According to jurisprudence, the widow must share the shares of her small three-room apartment in Amman with her brother-in-law Rifqi (Haitham Omari). Unable to prove that she participated in its financing – her husband did not sign the form – and not having been authorized to take out a loan from a bank – she is a woman – she decides to bluff pretending to be pregnant to stay the judge’s order.

Despite the mourning, the film is in a sunny mood, like Nawal, who slaloms between the laws, runs between his work and his daughter’s school, knows how to say no to the men who offer to think for him in endless negotiations, puts on and removes her veil at lightning speed… She struggles with the grace and joyful optimism of those who firmly believe in their decisions, which differentiates her from the Brechtian-inspired Mothers of Courage.

Bureaucratic spiral

If the whole thing teaches us a lot about the country’s patriarchal legislation, the film does not only focus on the history of a law.

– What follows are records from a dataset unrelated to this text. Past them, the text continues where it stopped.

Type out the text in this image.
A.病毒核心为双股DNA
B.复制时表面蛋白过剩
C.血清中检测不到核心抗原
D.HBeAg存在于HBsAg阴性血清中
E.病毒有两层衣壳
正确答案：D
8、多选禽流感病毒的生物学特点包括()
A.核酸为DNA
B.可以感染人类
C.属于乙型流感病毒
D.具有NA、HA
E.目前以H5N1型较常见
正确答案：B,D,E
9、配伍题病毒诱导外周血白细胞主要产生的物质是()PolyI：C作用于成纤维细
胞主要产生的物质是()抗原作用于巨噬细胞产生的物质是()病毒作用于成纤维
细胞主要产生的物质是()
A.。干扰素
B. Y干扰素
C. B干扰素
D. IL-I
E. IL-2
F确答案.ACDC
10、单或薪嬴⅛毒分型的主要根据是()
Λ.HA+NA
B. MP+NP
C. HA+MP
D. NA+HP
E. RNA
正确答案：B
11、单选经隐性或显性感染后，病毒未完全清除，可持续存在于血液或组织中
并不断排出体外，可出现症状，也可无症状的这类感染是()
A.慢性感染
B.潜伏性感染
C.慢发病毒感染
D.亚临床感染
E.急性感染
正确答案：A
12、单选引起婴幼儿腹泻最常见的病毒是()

The plot – co-written by French screenwriter Delphine Agut – takes us into a bureaucratic spiral. To what extent can Nawal be heard? taken seriously? supported? We think a lot about a model like this, Me, Daniel Blake (2016), by Ken Loach, in which a sick man fights against institutions to receive his disability allowance.

Nawal has three weeks to resolve the situation. It is in this race against time, based on realism and small-scale schemes, that fiction takes on its full meaning. By making it appear that she is expecting a child from her late husband, Nawal shifts the story to the side of her incantation – Inshallah a son! » – and gives him the taste of a little miracle.